Talk to me in a month when I'm bloated from eating bread and squeezing into my old clothes, because I can't afford to by new ones. Then I'll tell you how this "opportunity" turned out.

We'll see.

Recessionista

In the past, when I've taken the liberty of using one of my paid vacation/sick/mental health/personal days to go shopping, clean my apartment, run errands and get in an extra-long workout, I've marveled with insane jealousy at how many people in this city spend their everydays in the same way I spend my stolen 8 hours.

These are not the suited people who grouchily shuffle along side of me as I walk to work. They are not the building security guards who I beam, "Thank God It's Friday" to once a week at 8:27am. These are not even tourists (at least not in my east-side neighborhood anyway.) These are people who have the glorious luxury of not working, or working from home, or who work weird hours that allow them late nights and even later morning.
There is nothing greater than a weekday in Manhattan spent out of the office. This is something I've always aspired to. This is the reason that I will one day finish the novel that will get published, send me on a book tour and leave me working from home, whatever hours I want, on my next great literary achievement about (purses, shoes, insert accesory of choice here). All I've ever wanted was to have the hours of 9-5 on Monday-Friday to myself (so I can stay in on Saturday nights scoffing at the poor saps who only have 48 hours to live it up every week). Only I've dreamed about it on my terms. Either via the above-mentioned New York Times best-seller or by my fiance getting rich enough through his website to turn me into a lady-who-lunches (at Per Se).

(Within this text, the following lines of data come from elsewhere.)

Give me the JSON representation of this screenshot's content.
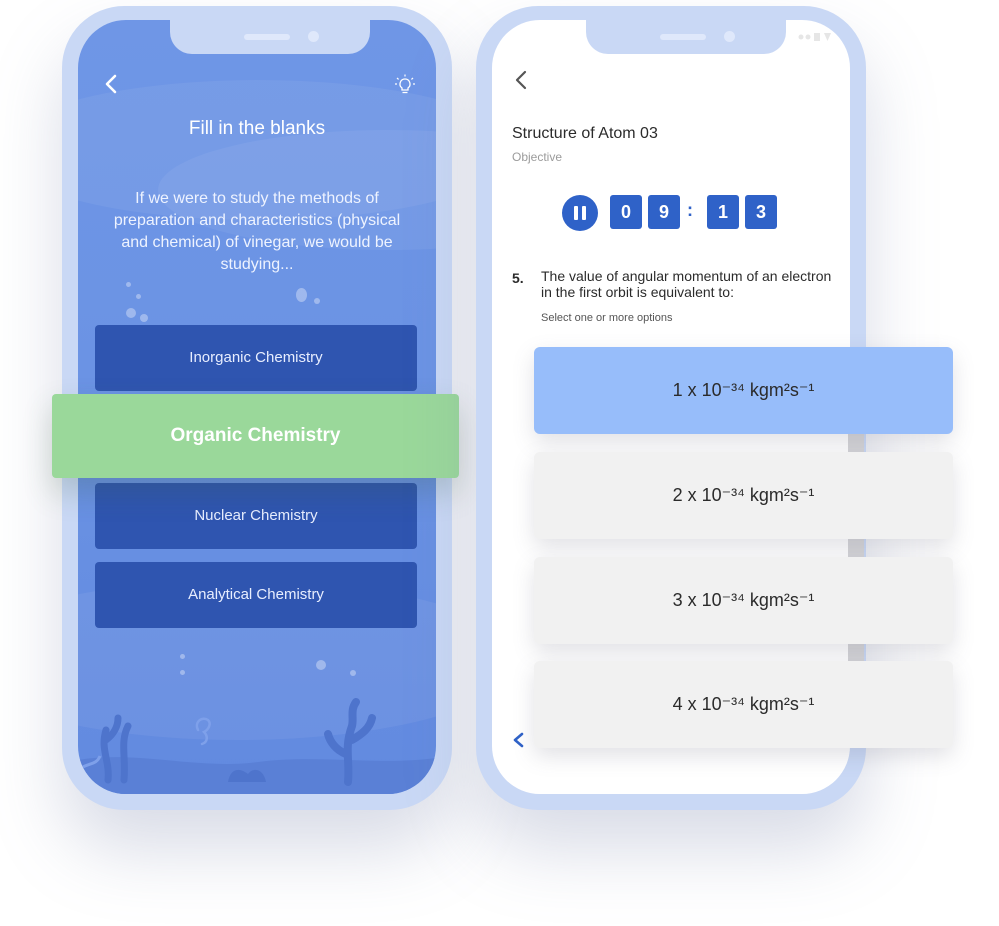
{
  "quiz_fill": {
    "title": "Fill in the blanks",
    "question": "If we were to study the methods of preparation and characteristics (physical and chemical) of vinegar, we would be studying...",
    "options": [
      {
        "label": "Inorganic Chemistry",
        "selected": false
      },
      {
        "label": "Organic Chemistry",
        "selected": true
      },
      {
        "label": "Nuclear Chemistry",
        "selected": false
      },
      {
        "label": "Analytical Chemistry",
        "selected": false
      }
    ],
    "colors": {
      "background": "#6f96e6",
      "option": "#2f55b0",
      "selected": "#9ad89a"
    }
  },
  "quiz_objective": {
    "title": "Structure of Atom 03",
    "subtitle": "Objective",
    "timer": {
      "min_tens": "0",
      "min_ones": "9",
      "separator": ":",
      "sec_tens": "1",
      "sec_ones": "3"
    },
    "question_number": "5.",
    "question": "The value of angular momentum of an electron in the first orbit is equivalent to:",
    "hint": "Select one or more options",
    "answers": [
      {
        "label": "1 x 10⁻³⁴ kgm²s⁻¹",
        "selected": true
      },
      {
        "label": "2 x 10⁻³⁴ kgm²s⁻¹",
        "selected": false
      },
      {
        "label": "3 x 10⁻³⁴ kgm²s⁻¹",
        "selected": false
      },
      {
        "label": "4 x 10⁻³⁴ kgm²s⁻¹",
        "selected": false
      }
    ],
    "colors": {
      "accent": "#2f62c8",
      "answer_selected": "#97bdfa",
      "answer_default": "#f1f1f1"
    }
  },
  "icons": [
    "back-arrow-icon",
    "lightbulb-icon",
    "pause-icon",
    "previous-arrow-icon"
  ]
}
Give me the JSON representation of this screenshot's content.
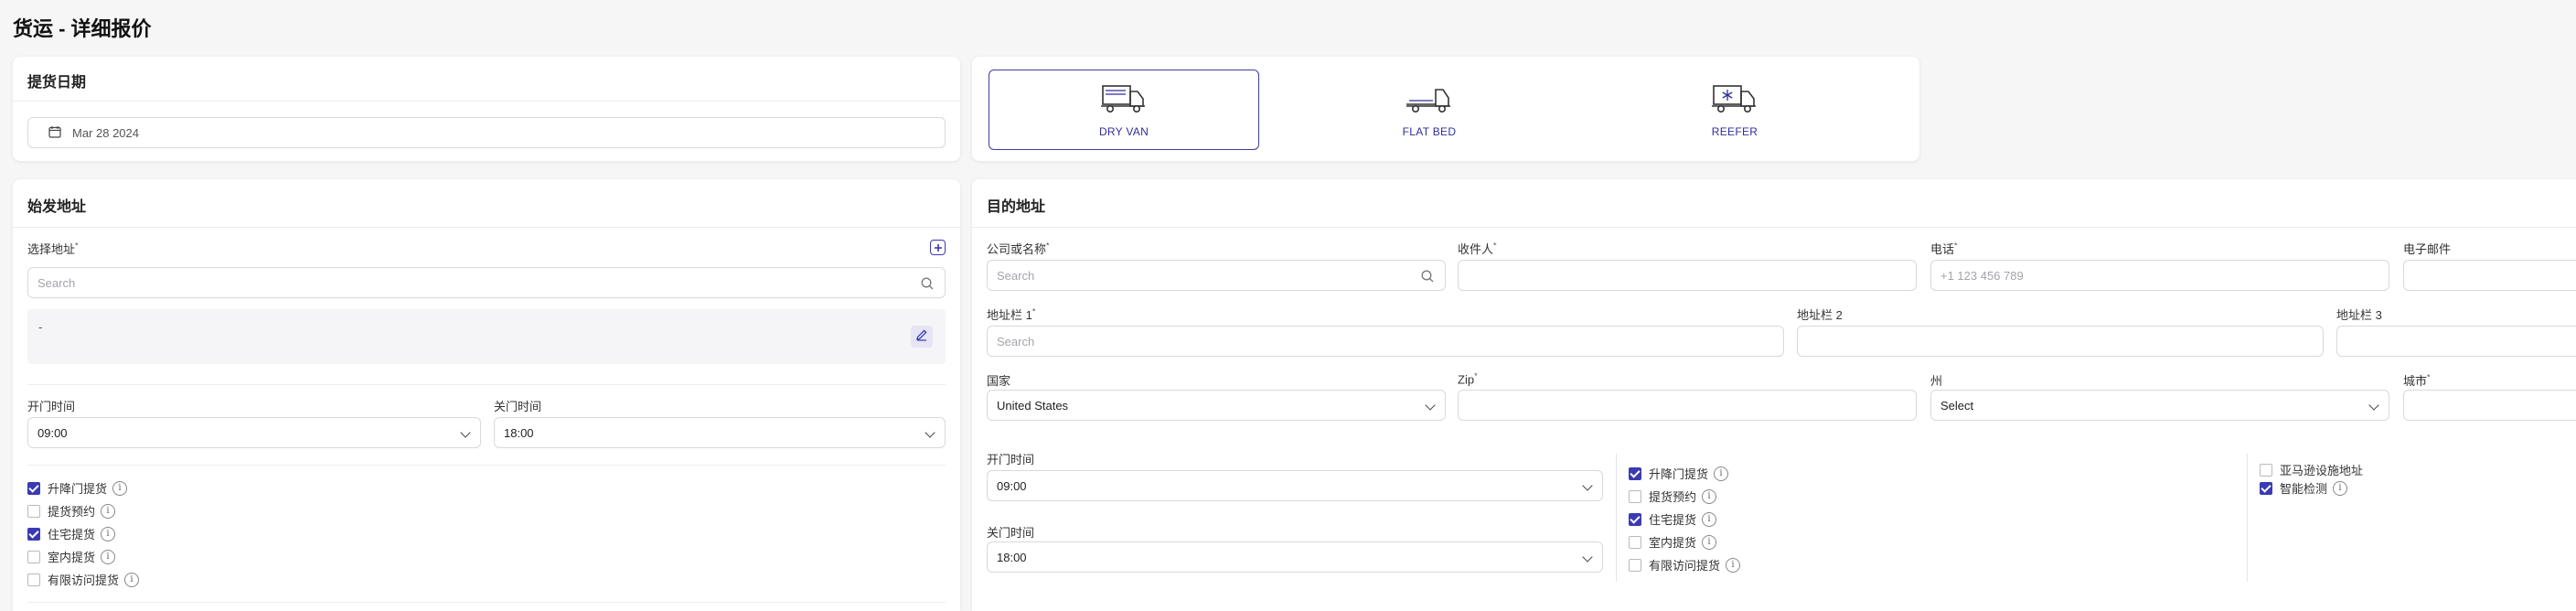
{
  "page": {
    "title": "货运 - 详细报价"
  },
  "pickup_date": {
    "title": "提货日期",
    "value": "Mar 28 2024"
  },
  "truck_types": [
    {
      "label": "DRY VAN",
      "icon": "dry-van-truck-icon",
      "selected": true
    },
    {
      "label": "FLAT BED",
      "icon": "flat-bed-truck-icon",
      "selected": false
    },
    {
      "label": "REEFER",
      "icon": "reefer-truck-icon",
      "selected": false
    }
  ],
  "origin": {
    "title": "始发地址",
    "select_label": "选择地址",
    "search_placeholder": "Search",
    "address_value": "-",
    "open_time_label": "开门时间",
    "open_time_value": "09:00",
    "close_time_label": "关门时间",
    "close_time_value": "18:00",
    "options": [
      {
        "label": "升降门提货",
        "checked": true
      },
      {
        "label": "提货预约",
        "checked": false
      },
      {
        "label": "住宅提货",
        "checked": true
      },
      {
        "label": "室内提货",
        "checked": false
      },
      {
        "label": "有限访问提货",
        "checked": false
      }
    ]
  },
  "destination": {
    "title": "目的地址",
    "company_label": "公司或名称",
    "company_placeholder": "Search",
    "recipient_label": "收件人",
    "phone_label": "电话",
    "phone_placeholder": "+1 123 456 789",
    "email_label": "电子邮件",
    "address1_label": "地址栏 1",
    "address1_placeholder": "Search",
    "address2_label": "地址栏 2",
    "address3_label": "地址栏 3",
    "country_label": "国家",
    "country_value": "United States",
    "zip_label": "Zip",
    "state_label": "州",
    "state_value": "Select",
    "city_label": "城市",
    "open_time_label": "开门时间",
    "open_time_value": "09:00",
    "close_time_label": "关门时间",
    "close_time_value": "18:00",
    "options": [
      {
        "label": "升降门提货",
        "checked": true
      },
      {
        "label": "提货预约",
        "checked": false
      },
      {
        "label": "住宅提货",
        "checked": true
      },
      {
        "label": "室内提货",
        "checked": false
      },
      {
        "label": "有限访问提货",
        "checked": false
      }
    ],
    "extra_options": [
      {
        "label": "亚马逊设施地址",
        "checked": false
      },
      {
        "label": "智能检测",
        "checked": true
      }
    ]
  },
  "colors": {
    "accent": "#3a3ab3",
    "border": "#d9d9de",
    "background": "#f6f6f7"
  }
}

It looks like my dream might come halfway true (in that I'm an HR meeting away from having my weekdays all to myself), but not on the terms I envisioned (in that I am going to have to spend my days between temp assignments and looking for a cheaper apartment). My consulting firm announced Monday that layoffs are coming and we're expecting the proverbial hammer to come down on Thursday. And while my co-workers and I whisper to each other, wondering like Heidi Klum, who is IN or OUT, I can fairly confidently say that I'm in danger of getting the axe since my group's billings have been down for sometime now.

While I generally prefer the high-drama approach of making a mountain out of a mole hill, I'm left with no choice, but to take lemons and make them into lemonade. I have my mind on my money and my money on my mind and if I lose what was never really my dream job, I better figure out a way to keep up my stiletto-wearing, martini drinking ways even as the economy flounders.

I don't know stocks and I don't know bonds, but I do know how to put a great belt on an old dress and turn it into something fabulous. So as I approach unemployment this is my attempt to make some money off what I do best (writing a brutally honest, somewhat inflated, account of my existence) and how to keep up with the Jones' (or at least that 23 year Dartmouth grad who's Daddy covers 96.5% of her rent) without spending a dime.